Conceptualizing Femicide as a Human Rights Violation PDF Author: Hefti, Angela
Publisher: Edward Elgar Publishing
ISBN: 1803920440
Category : Law
Languages : en
Pages : 336

Book Description
This is an open access title available under the terms of a CC BY-NC-ND 4.0 License. It is free to read, download and share on Elgaronline.com. This thought-provoking book conceptualizes femicide as a multifaceted human rights violation and proposes state responsibility for group-related risks of violence against women and girls. In doing so, it reassesses the concept of femicide, analysing it in view of the crime of genocide, crimes against humanity, war crimes, as well as several facets of human rights.

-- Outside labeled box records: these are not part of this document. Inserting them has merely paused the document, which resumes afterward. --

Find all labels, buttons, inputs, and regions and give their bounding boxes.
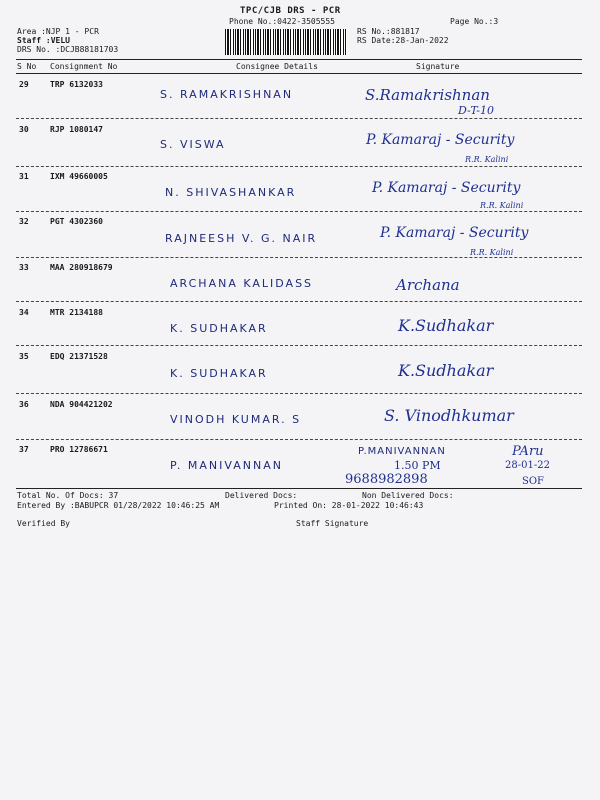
row-divider [16, 257, 582, 258]
delivered-docs: Delivered Docs: [225, 491, 298, 500]
row-35-consignment: EDQ 21371528 [50, 352, 108, 361]
rs-date: RS Date:28-Jan-2022 [357, 36, 449, 45]
header-rule-top [16, 59, 582, 60]
row-33-consignment: MAA 280918679 [50, 263, 113, 272]
row-29-note: D-T-10 [458, 104, 494, 117]
row-37-date: 28-01-22 [505, 460, 550, 471]
row-35-signature: K.Sudhakar [398, 361, 494, 380]
header-rule-bottom [16, 73, 582, 74]
row-divider [16, 345, 582, 346]
row-30-note: R.R. Kalini [465, 155, 509, 164]
row-37-consignment: PRO 12786671 [50, 445, 108, 454]
row-33-consignee: ARCHANA KALIDASS [170, 277, 314, 290]
col-consignee: Consignee Details [236, 62, 318, 71]
row-30-sno: 30 [19, 125, 29, 134]
row-32-note: R.R. Kalini [470, 248, 514, 257]
row-32-sno: 32 [19, 217, 29, 226]
document-title: TPC/CJB DRS - PCR [240, 6, 341, 16]
drs-number: DRS No. :DCJB88181703 [17, 45, 119, 54]
row-30-consignee: S. VISWA [160, 138, 226, 151]
row-31-consignee: N. SHIVASHANKAR [165, 186, 297, 199]
row-36-consignee: VINODH KUMAR. S [170, 413, 302, 426]
col-signature: Signature [416, 62, 460, 71]
footer-rule [16, 488, 582, 489]
row-30-consignment: RJP 1080147 [50, 125, 103, 134]
row-32-consignment: PGT 4302360 [50, 217, 103, 226]
row-37-signature: P.MANIVANNAN [358, 446, 446, 457]
row-33-signature: Archana [396, 276, 460, 294]
row-divider [16, 393, 582, 394]
page-number: Page No.:3 [450, 17, 499, 26]
row-33-sno: 33 [19, 263, 29, 272]
row-34-consignment: MTR 2134188 [50, 308, 103, 317]
verified-by: Verified By [17, 519, 70, 528]
row-36-consignment: NDA 904421202 [50, 400, 113, 409]
row-36-sno: 36 [19, 400, 29, 409]
row-34-consignee: K. SUDHAKAR [170, 322, 268, 335]
total-docs: Total No. Of Docs: 37 [17, 491, 119, 500]
staff-label: Staff :VELU [17, 36, 70, 45]
row-34-signature: K.Sudhakar [398, 316, 494, 335]
row-29-consignee: S. RAMAKRISHNAN [160, 88, 294, 101]
col-sno: S No [17, 62, 37, 71]
col-consignment: Consignment No [50, 62, 118, 71]
row-divider [16, 301, 582, 302]
row-32-signature: P. Kamaraj - Security [380, 225, 529, 241]
row-34-sno: 34 [19, 308, 29, 317]
row-37-consignee: P. MANIVANNAN [170, 459, 283, 472]
printed-on: Printed On: 28-01-2022 10:46:43 [274, 501, 424, 510]
row-divider [16, 211, 582, 212]
area-label: Area :NJP 1 - PCR [17, 27, 99, 36]
non-delivered-docs: Non Delivered Docs: [362, 491, 454, 500]
row-37-time: 1.50 PM [394, 459, 441, 472]
row-29-consignment: TRP 6132033 [50, 80, 103, 89]
row-30-signature: P. Kamaraj - Security [366, 132, 515, 148]
row-31-consignment: IXM 49660005 [50, 172, 108, 181]
row-35-sno: 35 [19, 352, 29, 361]
row-29-sno: 29 [19, 80, 29, 89]
row-32-consignee: RAJNEESH V. G. NAIR [165, 232, 318, 245]
row-divider [16, 118, 582, 119]
staff-signature: Staff Signature [296, 519, 369, 528]
row-36-signature: S. Vinodhkumar [384, 406, 514, 425]
rs-number: RS No.:881817 [357, 27, 420, 36]
row-37-code: SOF [522, 476, 544, 487]
row-31-note: R.R. Kalini [480, 201, 524, 210]
row-divider [16, 439, 582, 440]
row-35-consignee: K. SUDHAKAR [170, 367, 268, 380]
phone-number: Phone No.:0422-3505555 [229, 17, 335, 26]
row-divider [16, 166, 582, 167]
row-37-mark: PAru [512, 444, 544, 459]
row-31-sno: 31 [19, 172, 29, 181]
row-37-phone: 9688982898 [345, 472, 428, 487]
barcode-icon [225, 29, 347, 55]
entered-by: Entered By :BABUPCR 01/28/2022 10:46:25 AM [17, 501, 220, 510]
row-29-signature: S.Ramakrishnan [365, 86, 490, 104]
row-31-signature: P. Kamaraj - Security [372, 180, 521, 196]
row-37-sno: 37 [19, 445, 29, 454]
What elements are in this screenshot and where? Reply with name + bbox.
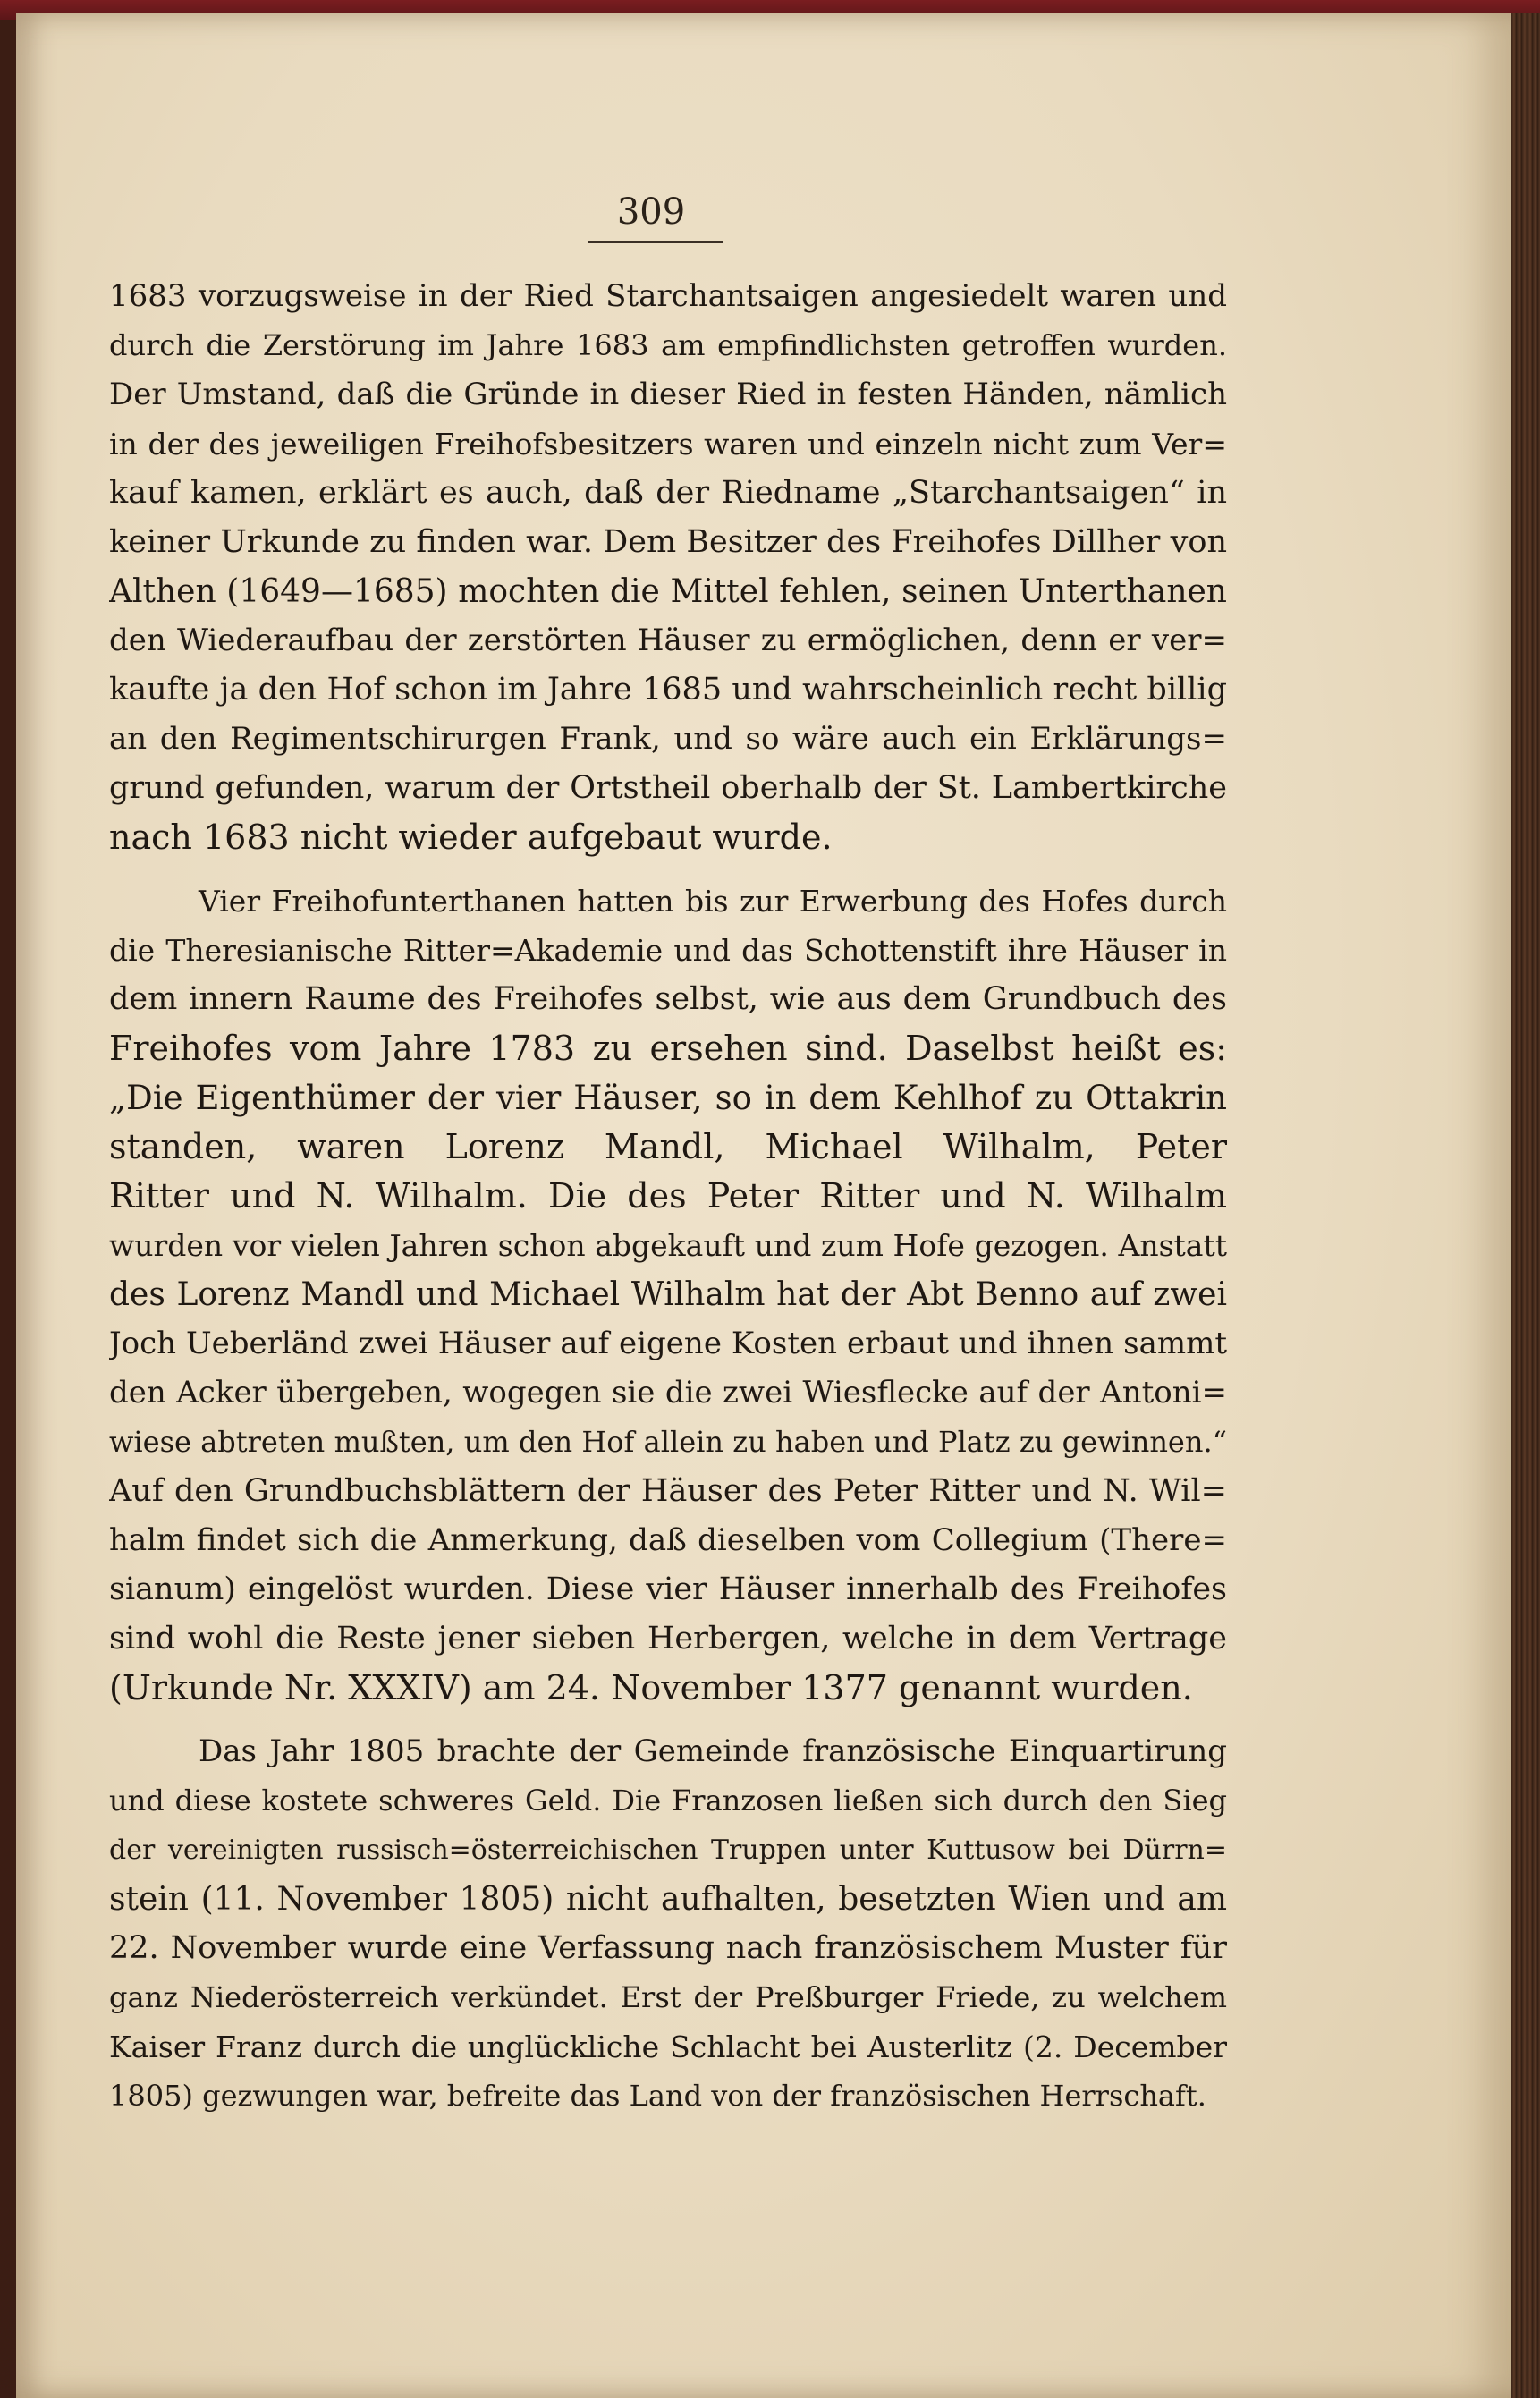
text-line: „Die Eigenthümer der vier Häuser, so in dem Kehlhof zu Ottakrin bbox=[109, 1079, 1227, 1117]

Torture and State Violence in the United States

Torture and State Violence in the United States PDF Author: Robert M. Pallitto
Publisher: JHU Press
ISBN: 1421403439
Category : Political Science
Languages : en
Pages : 399

Book Description
The war on terror has brought to light troubling actions by the United States government which many claim amount to torture. But as this book shows, state-sanctioned violence and degrading, cruel, and unusual punishments have a long and contentious history in the nation. Organized around five broad thematic periods in American history—colonial America and the early republic; slavery and the frontier; imperialism, Jim Crow, and World Wars I and II; the Cold War, Vietnam, and police torture; and the war on terror—this annotated documentary history traces the low and high points of official attitudes toward state violence. Robert M. Pallitto provides a critical introduction, historical context, and brief commentary and then lets the documents speak for themselves. The result is a nearly 400-year history that traces the continuities and changes in debates over the meaning of torture and state violence in the U.S. and shows where state actions and policies have pushed and exceeded constitutional and international normative limits. Rigorously researched—and sometimes chilling—this volume is the first comprehensive reference work on state violence and torture in the U.S.